The problem is: "Prove that $[0,1]$ is compact using the definition of compactness"
So we cannot use the Heine Borel Theorem which states that any closed bounded set of $\mathbb{R}^n$ is compact. We have to use the definition of compactness which is that for any open cover of the set, there exists a finite subcover.
Consider an open cover $G$ of $[0,1]$. Then $0$ and $1$ are interior points of an open set. Hence there exist neighborhoods $N_0$ and $N_1$ around $0$ and $1$ respectively (with radius $\varepsilon$) such that $N_0 \subset G$ and $N_1 \subset G$. Then consider the set $ E = (\varepsilon/2, 1 - \varepsilon/2)$. The union $N_0 \cup E \cup N_1$ is then a open cover of $[0,1]$ which is also a subset of $G$, hence it is a finite sub cover of $G$. Therefore $[0,1]$ is compact.

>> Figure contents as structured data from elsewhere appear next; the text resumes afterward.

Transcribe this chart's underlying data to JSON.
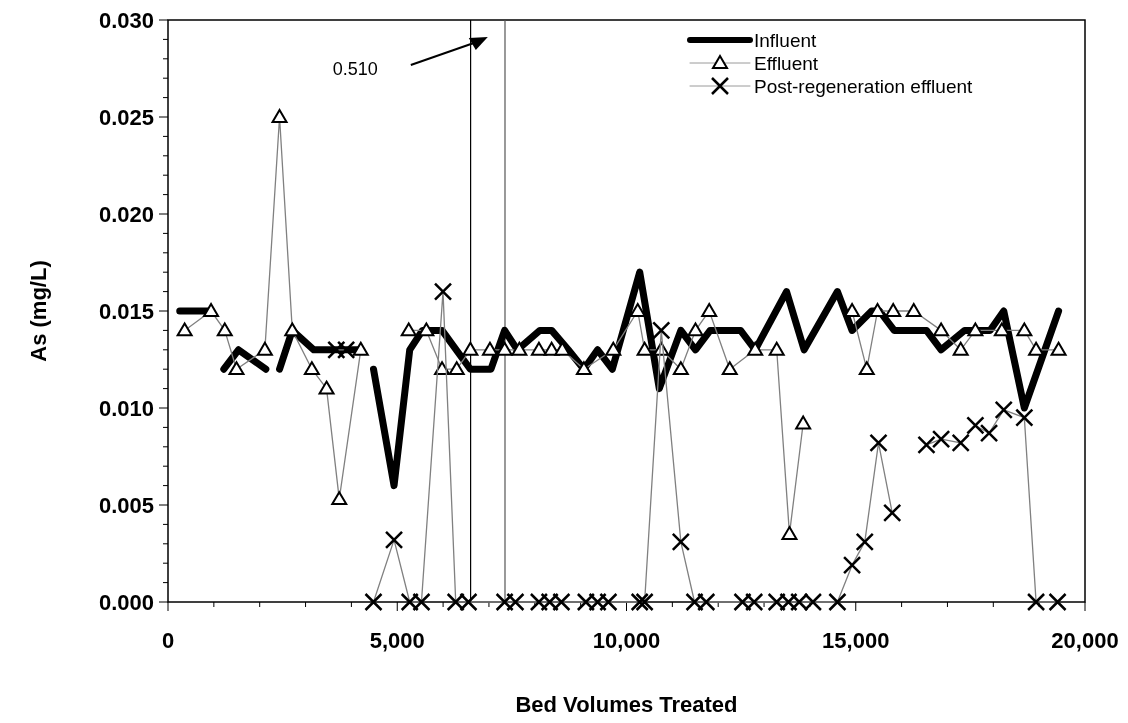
{
  "chart_data": {
    "type": "line",
    "xlabel": "Bed Volumes Treated",
    "ylabel": "As (mg/L)",
    "xlim": [
      0,
      20000
    ],
    "ylim": [
      0,
      0.03
    ],
    "xticks": [
      {
        "value": 0,
        "label": "0"
      },
      {
        "value": 1000,
        "label": null
      },
      {
        "value": 2000,
        "label": null
      },
      {
        "value": 3000,
        "label": null
      },
      {
        "value": 4000,
        "label": null
      },
      {
        "value": 5000,
        "label": "5,000"
      },
      {
        "value": 6000,
        "label": null
      },
      {
        "value": 7000,
        "label": null
      },
      {
        "value": 8000,
        "label": null
      },
      {
        "value": 9000,
        "label": null
      },
      {
        "value": 10000,
        "label": "10,000"
      },
      {
        "value": 11000,
        "label": null
      },
      {
        "value": 12000,
        "label": null
      },
      {
        "value": 13000,
        "label": null
      },
      {
        "value": 14000,
        "label": null
      },
      {
        "value": 15000,
        "label": "15,000"
      },
      {
        "value": 16000,
        "label": null
      },
      {
        "value": 17000,
        "label": null
      },
      {
        "value": 18000,
        "label": null
      },
      {
        "value": 19000,
        "label": null
      },
      {
        "value": 20000,
        "label": "20,000"
      }
    ],
    "yticks": [
      {
        "value": 0,
        "label": "0.000"
      },
      {
        "value": 0.001,
        "label": null
      },
      {
        "value": 0.002,
        "label": null
      },
      {
        "value": 0.003,
        "label": null
      },
      {
        "value": 0.004,
        "label": null
      },
      {
        "value": 0.005,
        "label": "0.005"
      },
      {
        "value": 0.006,
        "label": null
      },
      {
        "value": 0.007,
        "label": null
      },
      {
        "value": 0.008,
        "label": null
      },
      {
        "value": 0.009,
        "label": null
      },
      {
        "value": 0.01,
        "label": "0.010"
      },
      {
        "value": 0.011,
        "label": null
      },
      {
        "value": 0.012,
        "label": null
      },
      {
        "value": 0.013,
        "label": null
      },
      {
        "value": 0.014,
        "label": null
      },
      {
        "value": 0.015,
        "label": "0.015"
      },
      {
        "value": 0.016,
        "label": null
      },
      {
        "value": 0.017,
        "label": null
      },
      {
        "value": 0.018,
        "label": null
      },
      {
        "value": 0.019,
        "label": null
      },
      {
        "value": 0.02,
        "label": "0.020"
      },
      {
        "value": 0.021,
        "label": null
      },
      {
        "value": 0.022,
        "label": null
      },
      {
        "value": 0.023,
        "label": null
      },
      {
        "value": 0.024,
        "label": null
      },
      {
        "value": 0.025,
        "label": "0.025"
      },
      {
        "value": 0.026,
        "label": null
      },
      {
        "value": 0.027,
        "label": null
      },
      {
        "value": 0.028,
        "label": null
      },
      {
        "value": 0.029,
        "label": null
      },
      {
        "value": 0.03,
        "label": "0.030"
      }
    ],
    "grid": false,
    "legend": "top right",
    "ref_lines": [
      {
        "axis": "x",
        "value": 6600,
        "color": "#000000"
      },
      {
        "axis": "x",
        "value": 7350,
        "color": "#555555"
      }
    ],
    "annotations": [
      "0.510"
    ],
    "series": [
      {
        "name": "Influent",
        "color": "#000000",
        "marker": "none",
        "x": [
          256,
          939,
          1000,
          1217,
          1537,
          2134,
          2200,
          2433,
          2711,
          3180,
          4162,
          4300,
          4482,
          4930,
          5272,
          5550,
          5977,
          6595,
          7044,
          7342,
          7620,
          8111,
          8367,
          8730,
          9071,
          9370,
          9690,
          10288,
          10715,
          11185,
          11505,
          11825,
          12487,
          12807,
          13490,
          13874,
          14600,
          14920,
          15347,
          15518,
          15838,
          16542,
          16862,
          17375,
          17929,
          18228,
          18677,
          19424
        ],
        "values": [
          0.015,
          0.015,
          null,
          0.012,
          0.013,
          0.012,
          null,
          0.012,
          0.014,
          0.013,
          0.013,
          null,
          0.012,
          0.006,
          0.013,
          0.014,
          0.014,
          0.012,
          0.012,
          0.014,
          0.013,
          0.014,
          0.014,
          0.013,
          0.012,
          0.013,
          0.012,
          0.017,
          0.011,
          0.014,
          0.013,
          0.014,
          0.014,
          0.013,
          0.016,
          0.013,
          0.016,
          0.014,
          0.015,
          0.015,
          0.014,
          0.014,
          0.013,
          0.014,
          0.014,
          0.015,
          0.01,
          0.015
        ]
      },
      {
        "name": "Effluent",
        "color": "#808080",
        "marker": "triangle",
        "x": [
          363,
          939,
          1238,
          1494,
          2113,
          2433,
          2711,
          3138,
          3458,
          3735,
          4205,
          4700,
          5250,
          5635,
          5977,
          6297,
          6595,
          7022,
          7342,
          7663,
          8090,
          8367,
          8600,
          9071,
          9712,
          10245,
          10395,
          10758,
          11185,
          11505,
          11804,
          12252,
          12807,
          13276,
          13554,
          13853,
          14400,
          14920,
          15240,
          15475,
          15817,
          16265,
          16862,
          17289,
          17609,
          18186,
          18677,
          18933,
          19424
        ],
        "values": [
          0.014,
          0.015,
          0.014,
          0.012,
          0.013,
          0.025,
          0.014,
          0.012,
          0.011,
          0.0053,
          0.013,
          null,
          0.014,
          0.014,
          0.012,
          0.012,
          0.013,
          0.013,
          0.013,
          0.013,
          0.013,
          0.013,
          0.013,
          0.012,
          0.013,
          0.015,
          0.013,
          0.013,
          0.012,
          0.014,
          0.015,
          0.012,
          0.013,
          0.013,
          0.0035,
          0.0092,
          null,
          0.015,
          0.012,
          0.015,
          0.015,
          0.015,
          0.014,
          0.013,
          0.014,
          0.014,
          0.014,
          0.013,
          0.013
        ]
      },
      {
        "name": "Post-regeneration effluent",
        "color": "#808080",
        "marker": "cross",
        "x": [
          3671,
          3885,
          4200,
          4482,
          4930,
          5272,
          5528,
          5998,
          6275,
          6553,
          7342,
          7577,
          8090,
          8324,
          8580,
          9114,
          9370,
          9605,
          10288,
          10395,
          10758,
          11185,
          11484,
          11740,
          12530,
          12785,
          13276,
          13533,
          13767,
          14066,
          14600,
          14920,
          15197,
          15496,
          15795,
          16200,
          16542,
          16862,
          17289,
          17609,
          17908,
          18228,
          18677,
          18933,
          19402
        ],
        "values": [
          0.013,
          0.013,
          null,
          0,
          0.0032,
          0,
          0,
          0.016,
          0,
          0,
          0,
          0,
          0,
          0,
          0,
          0,
          0,
          0,
          0,
          0,
          0.014,
          0.0031,
          0,
          0,
          0,
          0,
          0,
          0,
          0,
          0,
          0,
          0.0019,
          0.0031,
          0.0082,
          0.0046,
          null,
          0.0081,
          0.0084,
          0.0082,
          0.0091,
          0.0087,
          0.0099,
          0.0095,
          0,
          0
        ]
      }
    ]
  }
}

But I have looked online of proofs and I get completely different arguments. Am I wrong here? I feel like I am. Can anyone point to the incorrectness?
Hint: if $G$ is an open cover for $[0,1]$, and let $A=\{a \in [0,1]: [0,a] \text{ has a finite subcover from } G\}$. Trivially $0 \in A$, as $0$ is covered by some element of $G$. So $a_0 = \sup A$ exists. (lub property of $\Bbb R$). Try to reason why $a_0 < 1$ cannot happen.